Le Sporting Club de Bel-Abbès fut l’un des premiers clubs de l’Ouest algérien. Il servira plus tard de base à l’USM Bel Abbès, fondée par des musulmans algériens. Ce club représentait une classe coloniale privilégiée, mais il permit indirectement le développement du football dans la région.

4. Racing Universitaire d’Alger (RUA) – Fondé en 1906 (disparu)

  • Date de création : 1906
  • Lieu : Alger
  • Statut actuel : Disparu

Le RUA était une équipe très prestigieuse durant l’époque coloniale. Elle rassemblait des étudiants européens et faisait partie des meilleurs clubs d’Afrique du Nord pendant les années 1920 et 1930. Le club a disparu dans les années suivant l’indépendance, avec la réorganisation du sport algérien.

5. Olympique Hussein Dey – 1910 (disparu / absorbé)

Fondé en 1910, l’Olympique de Hussein Dey est l’un des premiers clubs algériens de la périphérie d’Alger, à une époque où le football était largement dominé par des équipes européennes. Situé dans le quartier populaire de Hussein Dey, le club comptait principalement des joueurs européens, mais il a joué un rôle essentiel dans la promotion du football au sein des communautés algériennes. Il évoluait dans les divisions régionales de la Ligue d’Alger. Bien qu’il n’ait pas laissé une empreinte marquante en termes de titres, l’Olympique de Hussein Dey reste un symbole de l’émergence du football algérien dès les débuts du XXe siècle. Ce club, également fondé par des colons, a existé jusqu’au début des années 60. Il sera absorbé ou éclipsé dans l’histoire par des clubs plus populaires, comme le NA Hussein Dey (fondé en 1947), qui représente les quartiers populaires musulmans.

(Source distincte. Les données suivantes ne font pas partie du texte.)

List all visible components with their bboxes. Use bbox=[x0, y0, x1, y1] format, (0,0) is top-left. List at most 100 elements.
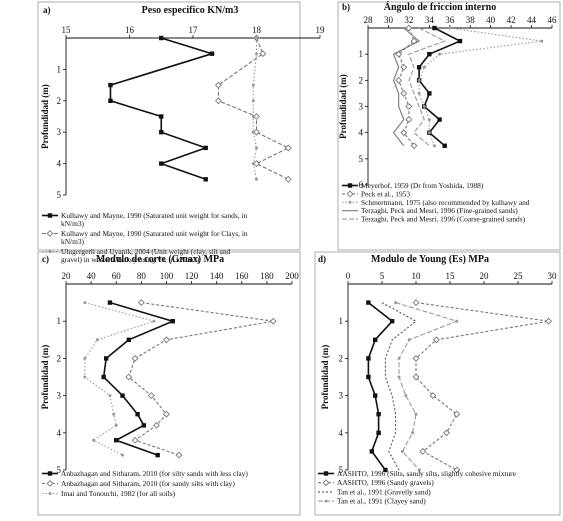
legend-label-line: Anbazhagan and Sitharam, 2010 (for sandy… bbox=[61, 479, 235, 488]
series-point bbox=[545, 317, 553, 325]
legend: Kulhawy and Mayne, 1990 (Saturated unit … bbox=[42, 211, 248, 264]
x-tick-label: 120 bbox=[185, 271, 199, 281]
chart-title: Ángulo de friccion interno bbox=[384, 1, 497, 13]
x-tick-label: 25 bbox=[514, 271, 524, 281]
series-point bbox=[125, 373, 133, 381]
series-point bbox=[366, 356, 371, 361]
series-point bbox=[251, 99, 255, 103]
series-point bbox=[400, 89, 408, 97]
panel-label: a) bbox=[43, 5, 51, 15]
series-point bbox=[209, 51, 215, 56]
x-tick-label: 40 bbox=[486, 15, 496, 25]
legend-label: Schmertmann, 1975 (also recommended by k… bbox=[361, 198, 530, 207]
series-line bbox=[418, 27, 462, 147]
series-point bbox=[432, 336, 440, 344]
legend-label: Terzaghi, Peck and Mesri, 1996 (Coarse-g… bbox=[361, 215, 526, 224]
series-point bbox=[170, 319, 175, 324]
x-tick-label: 15 bbox=[62, 25, 72, 35]
legend-label-line: Terzaghi, Peck and Mesri, 1996 (Coarse-g… bbox=[361, 215, 526, 224]
y-tick-label: 4 bbox=[57, 159, 62, 169]
series-point bbox=[412, 299, 420, 307]
x-tick-label: 10 bbox=[412, 271, 422, 281]
series-point bbox=[443, 429, 451, 437]
series-point bbox=[114, 423, 118, 427]
x-tick-label: 15 bbox=[446, 271, 456, 281]
legend-label: Tan et al., 1991 (Clayey sand) bbox=[337, 497, 426, 506]
x-tick-label: 18 bbox=[252, 25, 262, 35]
series-point bbox=[427, 91, 432, 96]
x-tick-label: 140 bbox=[210, 271, 224, 281]
legend-marker bbox=[347, 183, 353, 188]
series-point bbox=[83, 301, 87, 305]
legend-label-line: Meyerhof, 1959 (Dr from Yoshida, 1988) bbox=[361, 181, 484, 190]
series-point bbox=[432, 144, 436, 148]
series-point bbox=[457, 38, 463, 44]
x-tick-label: 17 bbox=[189, 25, 199, 35]
legend-marker bbox=[47, 471, 53, 476]
series-point bbox=[251, 162, 255, 166]
series-b-4 bbox=[408, 27, 447, 147]
legend-marker bbox=[46, 480, 54, 487]
series-point bbox=[175, 451, 183, 459]
series-point bbox=[159, 161, 164, 166]
y-axis-label: Profundidad (m) bbox=[40, 84, 50, 149]
x-tick-label: 80 bbox=[137, 271, 147, 281]
y-tick-label: 5 bbox=[339, 465, 344, 475]
series-point bbox=[373, 337, 378, 342]
y-tick-label: 6 bbox=[359, 180, 364, 190]
legend-label-line: Terzaghi, Peck and Mesri, 1996 (Fine-gra… bbox=[361, 206, 518, 215]
series-point bbox=[407, 338, 411, 342]
series-point bbox=[438, 52, 442, 56]
series-point bbox=[405, 116, 413, 124]
series-line bbox=[128, 302, 274, 456]
series-point bbox=[103, 356, 109, 361]
legend-label-line: gravel) in western Turkey using Vs, in k… bbox=[61, 255, 200, 264]
legend-marker bbox=[47, 213, 53, 218]
x-tick-label: 36 bbox=[445, 15, 455, 25]
legend-label: AASHTO, 1996 (Silts, sandy silts, slight… bbox=[337, 469, 517, 478]
series-point bbox=[404, 394, 408, 398]
y-tick-label: 5 bbox=[359, 154, 364, 164]
series-point bbox=[101, 374, 106, 380]
y-tick-label: 4 bbox=[57, 428, 62, 438]
series-b-1 bbox=[395, 24, 418, 150]
series-point bbox=[135, 412, 140, 417]
series-point bbox=[376, 412, 381, 417]
panel-label: b) bbox=[342, 2, 350, 12]
series-point bbox=[383, 467, 388, 473]
series-line bbox=[109, 37, 215, 181]
y-tick-label: 4 bbox=[359, 128, 364, 138]
legend-marker bbox=[46, 230, 54, 237]
x-tick-label: 60 bbox=[112, 271, 122, 281]
legend-label: AASHTO, 1996 (Sandy gravels) bbox=[337, 478, 434, 487]
series-point bbox=[414, 412, 418, 416]
series-line bbox=[84, 302, 156, 456]
legend-marker bbox=[323, 471, 329, 476]
series-point bbox=[453, 466, 461, 474]
x-tick-label: 42 bbox=[507, 15, 516, 25]
series-point bbox=[112, 412, 116, 416]
legend-label-line: Imai and Tonouchi, 1982 (for all soils) bbox=[61, 489, 176, 498]
y-axis-label: Profundidad (m) bbox=[320, 345, 330, 410]
series-point bbox=[437, 117, 442, 122]
series-point bbox=[255, 177, 258, 181]
x-tick-label: 100 bbox=[160, 271, 174, 281]
x-tick-label: 28 bbox=[364, 15, 374, 25]
series-point bbox=[373, 393, 378, 398]
series-point bbox=[390, 319, 395, 324]
y-tick-label: 3 bbox=[339, 391, 344, 401]
chart-title: Modulo de Young (Es) MPa bbox=[371, 254, 489, 265]
legend-label: Tan et al., 1991 (Gravelly sand) bbox=[337, 487, 431, 496]
series-point bbox=[417, 78, 421, 82]
series-point bbox=[255, 52, 258, 56]
series-point bbox=[163, 336, 170, 344]
legend-label-line: AASHTO, 1996 (Sandy gravels) bbox=[337, 478, 434, 487]
panel-frame bbox=[37, 1, 301, 251]
series-b-3 bbox=[392, 27, 421, 147]
series-point bbox=[251, 115, 255, 118]
series-point bbox=[369, 449, 374, 454]
series-point bbox=[416, 65, 422, 70]
series-point bbox=[108, 82, 113, 88]
series-point bbox=[397, 356, 401, 360]
chart-title: Peso especifico KN/m3 bbox=[142, 5, 239, 16]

6. Association Sportive de Saint-Eugène

L’Association Sportive de Saint-Eugène, fondée en 1911 dans le quartier européen de Saint-Eugène à Alger, aujourd’hui connu sous le nom de Bologhine, a été l’un des clubs les plus renommés du football colonial algérien. Majoritairement composé de joueurs européens, le club s’est distingué par ses nombreux titres régionaux et ses participations à la Coupe d’Afrique du Nord, se posant en tant que rival direct du Gallia Sports d’Alger. Après l’indépendance en 1962, l’AS Saint-Eugène a disparu, laissant derrière elle un héritage sportif riche, mais aussi un reflet des divisions communautaires qui caractérisaient le football de l’époque coloniale.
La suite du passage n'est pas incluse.